CONTRO LA VIOLENZA SULLE DONNE E PERSONE QUEER

Il 25 novembre è stata la giornata per l’eliminazione della violenza maschile sulle donne e la violenza di genere, istituita dall’ONU nel 1999. Questo giorno è stato scelto perché nel 1960 tre attiviste dominicane, Patria, Minerva e Maria Teresa Mirabal sono state violentate e uccise per ordine del dittatore Trujillo.

La lotta che conduciamo per il riconoscimento delle nostre identità queer è una lotta contro una società cis-etero normativa e patriarcale, la stessa società che vede il maschile e la mascolinità come superiori e migliori del femminile e della femminilità. La violenza misogina e la violenza di genere sono figlie di questa stessa idea. È violenza quando una donna viene uccisa dal proprio partner perché la considerava come una proprietà, quando i giornali nel riportare la notizia parlano di quanto fosse un bravo lavoratore, un’ottima persona e salutasse sempre. È violenza quando un uomo divulga dei contenuti privati e intimi che la sua ex partner gli aveva mandato, ed è violenza quando è lei a perdere il lavoro per questo. È violenza quando qualcunə viene stupratə omolestatə e invece di crederlə ci si chiede che cosa indossasse, se avesse bevuto, se davvero sia successo quello che dice o se se lo sta inventando. È violenza quando a una donna lesbica, bisessuale o asessuale viene detto che non ha ancora trovato l’uomo giusto.

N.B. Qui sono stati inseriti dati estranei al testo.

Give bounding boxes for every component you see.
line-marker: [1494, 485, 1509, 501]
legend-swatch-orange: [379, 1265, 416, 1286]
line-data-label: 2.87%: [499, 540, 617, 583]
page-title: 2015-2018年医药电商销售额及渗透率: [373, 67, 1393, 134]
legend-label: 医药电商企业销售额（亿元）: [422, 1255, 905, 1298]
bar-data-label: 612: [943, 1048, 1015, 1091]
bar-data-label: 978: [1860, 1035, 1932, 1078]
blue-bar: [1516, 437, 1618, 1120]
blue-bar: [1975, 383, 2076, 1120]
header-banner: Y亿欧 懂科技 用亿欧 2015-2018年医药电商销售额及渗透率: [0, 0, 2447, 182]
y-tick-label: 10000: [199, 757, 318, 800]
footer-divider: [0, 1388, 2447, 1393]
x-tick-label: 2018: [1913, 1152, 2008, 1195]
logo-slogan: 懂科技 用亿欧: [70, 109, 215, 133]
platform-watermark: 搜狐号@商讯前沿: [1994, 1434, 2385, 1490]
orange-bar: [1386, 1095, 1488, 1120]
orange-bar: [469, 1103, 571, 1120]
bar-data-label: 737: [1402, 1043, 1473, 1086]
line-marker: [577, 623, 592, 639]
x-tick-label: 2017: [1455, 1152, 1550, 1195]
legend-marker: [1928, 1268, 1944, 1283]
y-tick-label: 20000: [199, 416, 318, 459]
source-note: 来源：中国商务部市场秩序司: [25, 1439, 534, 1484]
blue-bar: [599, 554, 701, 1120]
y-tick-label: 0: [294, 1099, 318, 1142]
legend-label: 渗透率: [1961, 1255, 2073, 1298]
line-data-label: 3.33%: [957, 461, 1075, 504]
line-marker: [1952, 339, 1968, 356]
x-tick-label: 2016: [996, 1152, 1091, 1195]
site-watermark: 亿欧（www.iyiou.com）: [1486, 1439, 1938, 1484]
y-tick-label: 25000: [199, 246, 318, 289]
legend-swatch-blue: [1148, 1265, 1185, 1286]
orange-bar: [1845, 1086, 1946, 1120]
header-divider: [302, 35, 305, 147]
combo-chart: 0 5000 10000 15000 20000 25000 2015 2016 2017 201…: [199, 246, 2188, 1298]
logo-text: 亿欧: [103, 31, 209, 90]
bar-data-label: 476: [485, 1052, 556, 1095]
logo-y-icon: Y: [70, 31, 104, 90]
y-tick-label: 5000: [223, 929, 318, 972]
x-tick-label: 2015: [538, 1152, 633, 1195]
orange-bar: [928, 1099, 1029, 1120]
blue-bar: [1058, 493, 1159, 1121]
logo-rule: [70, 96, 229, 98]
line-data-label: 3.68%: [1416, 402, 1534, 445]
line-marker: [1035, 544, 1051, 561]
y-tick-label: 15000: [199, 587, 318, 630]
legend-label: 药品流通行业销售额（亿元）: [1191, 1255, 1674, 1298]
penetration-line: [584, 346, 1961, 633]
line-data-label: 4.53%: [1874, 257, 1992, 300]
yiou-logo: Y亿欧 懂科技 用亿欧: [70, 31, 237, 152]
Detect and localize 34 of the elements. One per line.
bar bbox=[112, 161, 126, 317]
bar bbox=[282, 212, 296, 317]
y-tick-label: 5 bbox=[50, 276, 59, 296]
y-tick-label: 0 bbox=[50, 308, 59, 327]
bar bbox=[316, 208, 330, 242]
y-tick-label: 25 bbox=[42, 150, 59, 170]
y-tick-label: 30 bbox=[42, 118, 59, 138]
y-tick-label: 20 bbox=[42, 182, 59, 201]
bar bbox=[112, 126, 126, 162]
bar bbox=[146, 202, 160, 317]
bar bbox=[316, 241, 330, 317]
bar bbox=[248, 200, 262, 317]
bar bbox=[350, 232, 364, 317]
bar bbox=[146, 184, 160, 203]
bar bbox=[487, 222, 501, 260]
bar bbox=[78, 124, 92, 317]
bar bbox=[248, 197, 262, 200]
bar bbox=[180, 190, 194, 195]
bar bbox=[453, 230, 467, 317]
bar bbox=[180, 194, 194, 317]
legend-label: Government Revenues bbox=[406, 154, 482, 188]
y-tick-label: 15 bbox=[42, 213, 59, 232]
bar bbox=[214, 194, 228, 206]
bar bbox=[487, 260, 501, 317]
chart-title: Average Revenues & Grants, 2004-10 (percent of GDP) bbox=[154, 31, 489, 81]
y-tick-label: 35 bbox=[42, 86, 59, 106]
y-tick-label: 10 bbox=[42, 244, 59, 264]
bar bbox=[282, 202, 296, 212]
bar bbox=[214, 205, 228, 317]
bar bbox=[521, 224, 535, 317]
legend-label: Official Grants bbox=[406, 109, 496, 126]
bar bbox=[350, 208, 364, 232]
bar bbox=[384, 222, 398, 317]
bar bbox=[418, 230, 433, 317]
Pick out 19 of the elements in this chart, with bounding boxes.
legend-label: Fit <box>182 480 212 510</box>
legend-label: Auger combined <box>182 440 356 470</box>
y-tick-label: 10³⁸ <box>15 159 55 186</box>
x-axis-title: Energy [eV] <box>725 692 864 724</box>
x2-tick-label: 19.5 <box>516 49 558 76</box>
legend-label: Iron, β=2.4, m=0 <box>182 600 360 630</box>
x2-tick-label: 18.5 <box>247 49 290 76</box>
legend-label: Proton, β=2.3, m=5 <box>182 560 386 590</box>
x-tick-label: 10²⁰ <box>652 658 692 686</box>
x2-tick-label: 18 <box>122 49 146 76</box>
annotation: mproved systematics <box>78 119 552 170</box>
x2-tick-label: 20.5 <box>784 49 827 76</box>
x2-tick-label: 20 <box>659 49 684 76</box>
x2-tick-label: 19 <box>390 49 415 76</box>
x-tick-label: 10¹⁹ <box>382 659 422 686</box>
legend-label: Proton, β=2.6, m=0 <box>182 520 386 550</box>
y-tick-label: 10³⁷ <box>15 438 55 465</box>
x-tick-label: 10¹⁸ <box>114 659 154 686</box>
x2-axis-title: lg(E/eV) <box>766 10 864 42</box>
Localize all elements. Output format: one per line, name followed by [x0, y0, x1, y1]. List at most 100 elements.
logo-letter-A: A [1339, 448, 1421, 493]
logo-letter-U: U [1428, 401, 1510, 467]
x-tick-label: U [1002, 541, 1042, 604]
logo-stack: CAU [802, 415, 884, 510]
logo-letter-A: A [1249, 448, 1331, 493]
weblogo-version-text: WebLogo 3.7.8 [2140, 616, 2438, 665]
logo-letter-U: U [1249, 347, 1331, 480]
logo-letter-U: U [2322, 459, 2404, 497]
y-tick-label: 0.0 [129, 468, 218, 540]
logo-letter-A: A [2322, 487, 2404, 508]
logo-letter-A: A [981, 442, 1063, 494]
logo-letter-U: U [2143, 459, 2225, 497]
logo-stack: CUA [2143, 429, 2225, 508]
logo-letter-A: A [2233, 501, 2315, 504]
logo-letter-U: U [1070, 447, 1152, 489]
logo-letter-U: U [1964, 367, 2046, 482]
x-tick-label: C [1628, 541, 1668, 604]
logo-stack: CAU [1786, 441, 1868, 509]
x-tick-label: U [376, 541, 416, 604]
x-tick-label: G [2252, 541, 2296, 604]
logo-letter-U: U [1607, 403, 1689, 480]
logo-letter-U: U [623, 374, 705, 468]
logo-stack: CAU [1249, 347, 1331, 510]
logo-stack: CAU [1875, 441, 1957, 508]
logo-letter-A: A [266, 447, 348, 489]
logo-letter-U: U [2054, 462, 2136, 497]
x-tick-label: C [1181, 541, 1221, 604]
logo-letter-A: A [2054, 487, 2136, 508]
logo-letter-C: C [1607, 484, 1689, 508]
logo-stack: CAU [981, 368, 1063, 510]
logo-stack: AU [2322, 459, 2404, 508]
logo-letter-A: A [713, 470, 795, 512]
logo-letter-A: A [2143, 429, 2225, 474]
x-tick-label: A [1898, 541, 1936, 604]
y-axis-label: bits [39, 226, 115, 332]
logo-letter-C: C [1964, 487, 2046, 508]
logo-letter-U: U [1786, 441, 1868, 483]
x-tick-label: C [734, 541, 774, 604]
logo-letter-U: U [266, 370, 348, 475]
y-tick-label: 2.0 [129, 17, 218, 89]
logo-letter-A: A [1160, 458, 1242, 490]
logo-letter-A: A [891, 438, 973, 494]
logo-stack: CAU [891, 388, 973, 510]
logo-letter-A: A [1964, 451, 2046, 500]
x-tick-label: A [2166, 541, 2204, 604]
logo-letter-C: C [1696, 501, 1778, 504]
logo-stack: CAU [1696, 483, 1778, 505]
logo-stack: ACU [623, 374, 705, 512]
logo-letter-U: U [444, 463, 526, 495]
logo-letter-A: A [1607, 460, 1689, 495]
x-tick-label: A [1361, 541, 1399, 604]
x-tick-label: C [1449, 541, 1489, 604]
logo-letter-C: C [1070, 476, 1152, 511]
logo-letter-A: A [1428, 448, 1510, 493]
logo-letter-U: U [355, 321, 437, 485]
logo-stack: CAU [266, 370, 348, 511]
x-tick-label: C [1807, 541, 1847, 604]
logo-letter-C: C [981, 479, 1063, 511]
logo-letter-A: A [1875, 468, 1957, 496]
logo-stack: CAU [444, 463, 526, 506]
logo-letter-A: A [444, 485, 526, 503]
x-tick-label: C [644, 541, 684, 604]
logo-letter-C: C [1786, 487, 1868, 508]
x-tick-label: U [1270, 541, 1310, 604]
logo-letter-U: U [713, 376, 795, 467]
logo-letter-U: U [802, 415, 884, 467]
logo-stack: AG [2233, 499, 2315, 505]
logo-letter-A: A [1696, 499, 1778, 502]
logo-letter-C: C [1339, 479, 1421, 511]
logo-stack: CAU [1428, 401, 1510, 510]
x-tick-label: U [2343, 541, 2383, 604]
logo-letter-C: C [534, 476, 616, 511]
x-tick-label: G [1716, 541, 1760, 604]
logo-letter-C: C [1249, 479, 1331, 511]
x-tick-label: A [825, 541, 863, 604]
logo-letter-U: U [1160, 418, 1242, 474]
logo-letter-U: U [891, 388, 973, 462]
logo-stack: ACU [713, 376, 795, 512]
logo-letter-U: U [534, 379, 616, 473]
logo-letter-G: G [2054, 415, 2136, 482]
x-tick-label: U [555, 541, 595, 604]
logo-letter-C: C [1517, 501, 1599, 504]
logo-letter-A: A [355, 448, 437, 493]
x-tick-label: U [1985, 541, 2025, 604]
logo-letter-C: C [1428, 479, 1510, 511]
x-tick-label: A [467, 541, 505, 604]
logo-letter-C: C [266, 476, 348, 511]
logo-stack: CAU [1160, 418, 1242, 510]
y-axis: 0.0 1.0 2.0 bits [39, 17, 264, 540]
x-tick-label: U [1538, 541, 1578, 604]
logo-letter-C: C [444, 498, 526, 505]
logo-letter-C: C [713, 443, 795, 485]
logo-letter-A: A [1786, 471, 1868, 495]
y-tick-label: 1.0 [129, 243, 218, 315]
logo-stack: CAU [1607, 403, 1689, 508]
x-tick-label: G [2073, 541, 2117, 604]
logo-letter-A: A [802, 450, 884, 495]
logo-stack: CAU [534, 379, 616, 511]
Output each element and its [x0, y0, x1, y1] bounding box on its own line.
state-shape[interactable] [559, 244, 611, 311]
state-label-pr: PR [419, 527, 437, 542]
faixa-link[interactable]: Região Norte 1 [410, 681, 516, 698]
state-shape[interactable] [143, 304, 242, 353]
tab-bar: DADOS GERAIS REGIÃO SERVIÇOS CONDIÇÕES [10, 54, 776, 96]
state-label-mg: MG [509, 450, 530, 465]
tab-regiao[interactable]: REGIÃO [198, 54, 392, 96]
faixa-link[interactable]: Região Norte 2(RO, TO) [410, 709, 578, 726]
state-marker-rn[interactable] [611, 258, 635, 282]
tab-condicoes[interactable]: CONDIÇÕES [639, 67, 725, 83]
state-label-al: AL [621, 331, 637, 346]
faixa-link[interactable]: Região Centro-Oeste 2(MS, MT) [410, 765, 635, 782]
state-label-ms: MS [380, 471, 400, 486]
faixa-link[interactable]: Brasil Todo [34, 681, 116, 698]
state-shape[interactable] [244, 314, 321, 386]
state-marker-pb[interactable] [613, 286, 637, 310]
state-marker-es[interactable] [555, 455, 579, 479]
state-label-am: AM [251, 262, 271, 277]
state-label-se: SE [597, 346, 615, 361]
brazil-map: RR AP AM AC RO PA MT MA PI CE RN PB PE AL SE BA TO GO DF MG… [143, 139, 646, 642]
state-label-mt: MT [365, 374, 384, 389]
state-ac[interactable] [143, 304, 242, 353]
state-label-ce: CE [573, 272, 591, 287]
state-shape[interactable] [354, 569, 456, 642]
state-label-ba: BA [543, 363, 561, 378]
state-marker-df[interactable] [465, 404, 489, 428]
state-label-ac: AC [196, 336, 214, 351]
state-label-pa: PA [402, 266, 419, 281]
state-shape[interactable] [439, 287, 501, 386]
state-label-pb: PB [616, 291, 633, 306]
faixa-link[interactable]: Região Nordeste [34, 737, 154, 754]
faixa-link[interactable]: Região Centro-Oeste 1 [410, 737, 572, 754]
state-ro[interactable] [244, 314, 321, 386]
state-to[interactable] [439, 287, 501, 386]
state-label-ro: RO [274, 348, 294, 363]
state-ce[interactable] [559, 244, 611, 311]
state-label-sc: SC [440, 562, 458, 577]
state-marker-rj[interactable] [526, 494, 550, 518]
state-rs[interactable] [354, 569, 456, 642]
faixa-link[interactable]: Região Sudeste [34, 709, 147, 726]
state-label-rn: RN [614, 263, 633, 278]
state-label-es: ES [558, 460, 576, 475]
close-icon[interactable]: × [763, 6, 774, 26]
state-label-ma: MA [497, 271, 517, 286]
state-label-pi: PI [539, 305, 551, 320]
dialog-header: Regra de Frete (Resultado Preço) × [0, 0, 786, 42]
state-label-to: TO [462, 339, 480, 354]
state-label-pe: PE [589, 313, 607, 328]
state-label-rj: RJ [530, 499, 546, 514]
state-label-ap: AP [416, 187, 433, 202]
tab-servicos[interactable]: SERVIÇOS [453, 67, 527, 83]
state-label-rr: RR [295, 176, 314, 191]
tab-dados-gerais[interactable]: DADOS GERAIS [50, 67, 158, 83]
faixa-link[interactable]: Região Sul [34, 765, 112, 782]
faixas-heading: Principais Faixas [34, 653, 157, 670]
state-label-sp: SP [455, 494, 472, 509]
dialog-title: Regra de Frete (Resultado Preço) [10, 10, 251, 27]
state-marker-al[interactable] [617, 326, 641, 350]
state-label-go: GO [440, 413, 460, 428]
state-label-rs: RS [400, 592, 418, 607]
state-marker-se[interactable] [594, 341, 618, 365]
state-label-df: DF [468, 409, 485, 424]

In quanto collettivo queer vogliamo parlare di due situazioni in cui l’identità queer e la misoginia si intrecciano: violenza sulle donne bisessuali e transmisoginia.
Uno studio americano ha evidenziato come le donne bisessuali siano maggiormente vittime di molestie e violenza domestica, rispetto alle donne eterosessuali e omosessuali. Sempre lo stesso studio ha indicato come fattori di rischio la sessualizzazione attribuita dalla società e i pregiudizi nei confronti delle persone bisessuali. In pratica la differenza nel rischio di subire molestie è in parte spiegata da come la società vede le donne bisessuali, secondo una visione bifobica e misogina: come persone che vogliono fare sesso con chiunque ma essendo donne (e non uomini) questa è una cosa sbagliata di cui vergognarsi. Il dato che riguarda la maggior frequenza di episodi di violenza sulle donne bisessuali è spesso ignorato, se non addirittura invisibilizzato perché nella maggioranza degli studi non si ritiene che l’orientamento sessuale della persona che subisce la violenza sia un fattore rilevante, impedendo quindi una maggior ricerca di metodi di prevenzione di questa violenza.

Il termine transmisoginia è stato usato per la prima volta da Julie Serano, un’attivista trans, in ‘Whipping girl’ e viene definita come la combinazione tra misoginia e transfobia.
In un’intervista Serano fa un esempio di transmisoginia, raccontando quando una donna trans con un’espressione di genere femminile le era passata accanto per strada e lei aveva sentito un uomo lì vicino commentare: ‘hai visto quello e le schifezze che sta indossando?’. Serano in questo scambio evidenza la transfobia del commento e la misoginia (se la scena fosse stata la stessa ma con un uomo trans probabilmente non avrebbero insultato la sua espressione di genere maschile). La transmisoginia non colpisce solo le donne trans, ma anche le persone intersex e le persone trans e non binarie che sono, per identità o espressione di genere, lungo lo spettro del femminile, chiunque insomma secondo un’idea biologista “sceglie” la femminilità invece della mascolinità, “scelta” incomprensibile in una società patriarcale dove la mascolinità è considerata superiore e sempre preferibile. È importante parlare di trans misoginia, riconoscerla anche all’interno dei movimenti femministi e queer.